AIM is just another attempt to put all the responsibility on the teachers. But the bad news is, it isn't going to change anything for the target audience! We need to stop doing this. Parents and students must be responsible for themselves. Most teachers are already doing as much as they can. Leave us alone and let us teach-that is what we love to do!
It's just back to the same old thing, students say it all the time and parents support it: "It's not my fault." This whine is usually followed by, "But I didn't do anything!" Exactly, and that is why many students aren't succeeding, they accept no responsibility and they do nothing. We should not be enabling this!
As a teacher I often think I am the only one interested in whether or not a student succeeds, many parents don't and students seem to be under the false assumption that someone is going to rescue them at the zero hour so they will graduate.
AIM? BCPS is way off target on this one!! Data on graduation from the HSA reports doesn't prompt parents and students to academic action, and this time wasting list of individualized objectives and their reports isn't going to improve anything either.
WE ARE PROFESSIONALS, LISTEN TO US - LEAVE US ALONE AND LET US TEACH!!!!!!!
Posted by: MB | December 10, 2007 6:18 PM
As a former teacher and a parent, I think adding another form for teacher's to spend their time on. Isn't the whole idea of teaching to concentrate on the student's needs and weakenesses? Teachers don't need another piece of useless paperwork to take time away from what they are there to do in the first place...TEACH!

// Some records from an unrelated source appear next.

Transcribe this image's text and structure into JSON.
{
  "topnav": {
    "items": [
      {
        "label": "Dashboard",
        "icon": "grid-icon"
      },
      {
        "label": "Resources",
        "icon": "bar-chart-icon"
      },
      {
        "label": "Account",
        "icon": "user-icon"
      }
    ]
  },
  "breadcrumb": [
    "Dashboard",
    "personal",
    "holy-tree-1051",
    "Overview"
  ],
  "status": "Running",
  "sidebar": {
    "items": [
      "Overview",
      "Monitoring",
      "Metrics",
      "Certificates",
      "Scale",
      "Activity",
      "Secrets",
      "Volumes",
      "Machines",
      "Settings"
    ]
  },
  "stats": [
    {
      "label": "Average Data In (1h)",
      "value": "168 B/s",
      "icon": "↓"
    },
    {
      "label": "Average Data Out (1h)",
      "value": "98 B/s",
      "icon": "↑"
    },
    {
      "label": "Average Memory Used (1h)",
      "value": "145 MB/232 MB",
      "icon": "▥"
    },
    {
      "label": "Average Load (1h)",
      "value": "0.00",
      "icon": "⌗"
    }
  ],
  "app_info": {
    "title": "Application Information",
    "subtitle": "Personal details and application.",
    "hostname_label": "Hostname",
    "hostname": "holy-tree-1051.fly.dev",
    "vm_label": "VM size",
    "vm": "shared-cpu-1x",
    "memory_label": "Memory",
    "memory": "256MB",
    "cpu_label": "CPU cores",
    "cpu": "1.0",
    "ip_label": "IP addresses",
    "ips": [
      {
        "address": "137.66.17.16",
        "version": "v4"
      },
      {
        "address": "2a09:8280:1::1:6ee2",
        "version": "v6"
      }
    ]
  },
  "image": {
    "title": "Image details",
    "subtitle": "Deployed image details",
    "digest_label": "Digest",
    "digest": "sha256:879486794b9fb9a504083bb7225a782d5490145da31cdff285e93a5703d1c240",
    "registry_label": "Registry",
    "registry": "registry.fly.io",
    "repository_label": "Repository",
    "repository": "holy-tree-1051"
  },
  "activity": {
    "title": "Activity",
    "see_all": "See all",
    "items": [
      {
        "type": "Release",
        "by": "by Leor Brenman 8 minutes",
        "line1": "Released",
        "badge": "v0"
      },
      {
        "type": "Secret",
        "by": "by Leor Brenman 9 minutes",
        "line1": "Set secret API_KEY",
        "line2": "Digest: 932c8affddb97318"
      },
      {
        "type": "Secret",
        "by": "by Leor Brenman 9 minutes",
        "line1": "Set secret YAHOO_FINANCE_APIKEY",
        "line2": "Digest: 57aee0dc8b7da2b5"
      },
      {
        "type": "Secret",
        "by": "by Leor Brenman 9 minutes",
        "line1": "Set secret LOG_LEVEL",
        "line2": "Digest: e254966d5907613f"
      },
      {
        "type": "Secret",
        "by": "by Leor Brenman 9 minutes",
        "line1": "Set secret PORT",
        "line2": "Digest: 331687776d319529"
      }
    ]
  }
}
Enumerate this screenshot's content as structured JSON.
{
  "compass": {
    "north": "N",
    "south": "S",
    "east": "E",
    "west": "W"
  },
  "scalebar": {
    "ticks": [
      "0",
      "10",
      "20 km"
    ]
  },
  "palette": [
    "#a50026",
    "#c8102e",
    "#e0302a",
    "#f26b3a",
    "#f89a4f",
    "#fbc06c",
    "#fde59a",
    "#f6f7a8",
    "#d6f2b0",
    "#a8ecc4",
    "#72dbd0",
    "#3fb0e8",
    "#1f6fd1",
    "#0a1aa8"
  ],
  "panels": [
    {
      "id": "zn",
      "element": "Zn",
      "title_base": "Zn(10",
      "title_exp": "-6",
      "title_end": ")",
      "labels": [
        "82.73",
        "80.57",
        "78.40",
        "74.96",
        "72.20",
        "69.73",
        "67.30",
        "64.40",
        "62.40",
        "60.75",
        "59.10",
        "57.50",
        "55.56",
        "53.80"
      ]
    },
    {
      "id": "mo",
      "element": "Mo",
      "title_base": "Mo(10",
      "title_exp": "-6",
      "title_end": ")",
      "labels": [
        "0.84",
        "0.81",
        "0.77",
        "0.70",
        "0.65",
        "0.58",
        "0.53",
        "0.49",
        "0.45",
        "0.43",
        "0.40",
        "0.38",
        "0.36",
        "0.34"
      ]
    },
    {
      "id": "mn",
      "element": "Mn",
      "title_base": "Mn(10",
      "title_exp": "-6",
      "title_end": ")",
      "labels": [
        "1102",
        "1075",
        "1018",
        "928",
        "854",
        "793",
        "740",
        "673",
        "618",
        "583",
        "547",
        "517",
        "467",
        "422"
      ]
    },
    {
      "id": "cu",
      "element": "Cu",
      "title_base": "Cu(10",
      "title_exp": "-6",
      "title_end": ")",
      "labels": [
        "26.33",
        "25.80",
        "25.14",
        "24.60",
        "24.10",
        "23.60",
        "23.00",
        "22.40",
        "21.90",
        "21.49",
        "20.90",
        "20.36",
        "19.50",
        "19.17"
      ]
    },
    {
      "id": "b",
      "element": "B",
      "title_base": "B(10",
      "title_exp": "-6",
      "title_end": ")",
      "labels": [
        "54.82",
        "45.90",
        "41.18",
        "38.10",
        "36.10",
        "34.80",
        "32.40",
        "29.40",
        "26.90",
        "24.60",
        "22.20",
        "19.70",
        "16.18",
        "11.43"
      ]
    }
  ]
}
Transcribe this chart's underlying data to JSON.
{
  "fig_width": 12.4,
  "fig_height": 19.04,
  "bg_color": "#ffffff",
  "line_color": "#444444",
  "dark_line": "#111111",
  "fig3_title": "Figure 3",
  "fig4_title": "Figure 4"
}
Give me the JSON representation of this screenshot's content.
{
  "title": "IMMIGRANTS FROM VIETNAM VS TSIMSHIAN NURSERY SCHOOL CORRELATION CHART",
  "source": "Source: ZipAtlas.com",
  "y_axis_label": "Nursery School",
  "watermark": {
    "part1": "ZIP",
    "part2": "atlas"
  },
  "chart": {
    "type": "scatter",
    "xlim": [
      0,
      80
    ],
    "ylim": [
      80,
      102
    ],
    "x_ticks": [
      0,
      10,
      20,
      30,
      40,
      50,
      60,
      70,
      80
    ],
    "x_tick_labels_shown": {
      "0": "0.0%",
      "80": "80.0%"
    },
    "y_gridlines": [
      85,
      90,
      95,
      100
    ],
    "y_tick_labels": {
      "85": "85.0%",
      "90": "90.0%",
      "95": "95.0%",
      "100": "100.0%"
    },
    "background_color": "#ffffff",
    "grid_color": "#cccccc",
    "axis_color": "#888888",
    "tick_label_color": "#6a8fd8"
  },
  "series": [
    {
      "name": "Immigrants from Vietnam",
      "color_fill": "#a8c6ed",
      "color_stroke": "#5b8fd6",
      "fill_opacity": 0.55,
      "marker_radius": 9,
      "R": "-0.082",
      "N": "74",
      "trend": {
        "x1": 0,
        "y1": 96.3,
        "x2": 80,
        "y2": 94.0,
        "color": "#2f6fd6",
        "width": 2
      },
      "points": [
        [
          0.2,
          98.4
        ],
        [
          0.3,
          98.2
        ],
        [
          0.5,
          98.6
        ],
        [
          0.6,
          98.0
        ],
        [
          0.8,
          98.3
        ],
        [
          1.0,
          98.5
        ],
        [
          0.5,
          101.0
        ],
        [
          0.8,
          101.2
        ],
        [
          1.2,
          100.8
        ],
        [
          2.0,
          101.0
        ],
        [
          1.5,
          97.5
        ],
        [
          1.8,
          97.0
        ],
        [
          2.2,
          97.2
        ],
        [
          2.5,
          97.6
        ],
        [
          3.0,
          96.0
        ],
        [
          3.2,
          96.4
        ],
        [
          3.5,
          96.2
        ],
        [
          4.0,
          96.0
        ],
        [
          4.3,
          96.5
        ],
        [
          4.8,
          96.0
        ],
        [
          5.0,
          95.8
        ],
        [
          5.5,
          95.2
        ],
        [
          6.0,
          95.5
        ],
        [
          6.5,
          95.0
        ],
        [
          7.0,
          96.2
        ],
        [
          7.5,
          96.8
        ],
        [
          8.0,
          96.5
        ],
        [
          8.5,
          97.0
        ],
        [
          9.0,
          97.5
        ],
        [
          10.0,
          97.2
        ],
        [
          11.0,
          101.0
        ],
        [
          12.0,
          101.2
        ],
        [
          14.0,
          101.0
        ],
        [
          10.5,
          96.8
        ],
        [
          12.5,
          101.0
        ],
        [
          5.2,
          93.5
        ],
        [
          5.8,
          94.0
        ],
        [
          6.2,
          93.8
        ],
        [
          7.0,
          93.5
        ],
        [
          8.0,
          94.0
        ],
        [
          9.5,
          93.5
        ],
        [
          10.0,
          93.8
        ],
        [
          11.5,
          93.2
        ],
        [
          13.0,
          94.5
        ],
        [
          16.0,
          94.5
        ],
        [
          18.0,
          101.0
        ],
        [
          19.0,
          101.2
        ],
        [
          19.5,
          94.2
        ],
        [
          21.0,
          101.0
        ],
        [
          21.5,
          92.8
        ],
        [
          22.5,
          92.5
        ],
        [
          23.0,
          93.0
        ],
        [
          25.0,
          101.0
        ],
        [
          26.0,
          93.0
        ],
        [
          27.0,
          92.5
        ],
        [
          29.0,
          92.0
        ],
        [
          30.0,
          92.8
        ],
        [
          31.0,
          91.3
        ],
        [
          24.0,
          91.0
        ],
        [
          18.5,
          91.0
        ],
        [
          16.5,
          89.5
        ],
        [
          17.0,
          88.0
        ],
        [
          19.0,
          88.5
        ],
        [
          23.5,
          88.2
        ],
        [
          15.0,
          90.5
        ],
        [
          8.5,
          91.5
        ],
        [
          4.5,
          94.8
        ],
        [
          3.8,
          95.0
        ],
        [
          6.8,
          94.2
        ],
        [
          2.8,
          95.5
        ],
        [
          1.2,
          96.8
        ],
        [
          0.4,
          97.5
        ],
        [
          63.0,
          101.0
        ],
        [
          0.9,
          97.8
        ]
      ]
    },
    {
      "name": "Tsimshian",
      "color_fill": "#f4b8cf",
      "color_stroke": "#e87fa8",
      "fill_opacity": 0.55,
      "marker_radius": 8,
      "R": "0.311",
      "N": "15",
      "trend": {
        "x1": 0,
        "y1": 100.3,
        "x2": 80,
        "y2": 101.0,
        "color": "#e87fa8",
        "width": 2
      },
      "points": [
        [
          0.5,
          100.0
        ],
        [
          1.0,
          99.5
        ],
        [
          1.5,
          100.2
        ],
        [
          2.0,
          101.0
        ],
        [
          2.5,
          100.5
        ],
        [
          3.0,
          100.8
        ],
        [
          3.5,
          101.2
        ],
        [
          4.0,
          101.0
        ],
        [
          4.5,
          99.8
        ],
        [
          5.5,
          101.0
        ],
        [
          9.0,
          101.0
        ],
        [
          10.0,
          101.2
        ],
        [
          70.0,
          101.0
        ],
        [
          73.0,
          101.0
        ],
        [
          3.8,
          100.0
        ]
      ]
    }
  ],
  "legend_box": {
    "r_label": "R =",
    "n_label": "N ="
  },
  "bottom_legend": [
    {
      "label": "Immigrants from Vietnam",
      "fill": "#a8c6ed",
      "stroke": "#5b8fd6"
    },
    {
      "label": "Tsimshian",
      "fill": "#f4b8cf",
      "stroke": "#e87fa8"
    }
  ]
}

AIM is just a useless busy work for teachers; as if they don't already have enough of that! STOP THE MADNESS! STOP AIM!
Posted by: Karen Hildebrand | December 10, 2007 8:27 PM
I attended a meeting 1 1/2 - 2 yrs. ago where Dr. Dezmon told us in no uncertain terms that AIM was not and would never be mandatory. She had it straight from Dr. Hairston that it was not and would never be mandatory. She had no idea how she could make it any more clear than that--AIM was not and would never be mandatory.
Yesterday, we were told by our principal that AIM is now mandatory, for every student in every subject area. As a professional, I am angry and demoralized because my bosses lied to me. As a parent, I am alarmed that my children are being educated in a system run by liars.
The system is laborious and time consuming. It is redundant and a wasteful use of time and human, physical, and financial resources. It will cause qualified, experienced teachers to leave, if not the profession, the county system. It takes time away from planning effective lessons and interventions and puts it into clicking literally thousands of little boxes.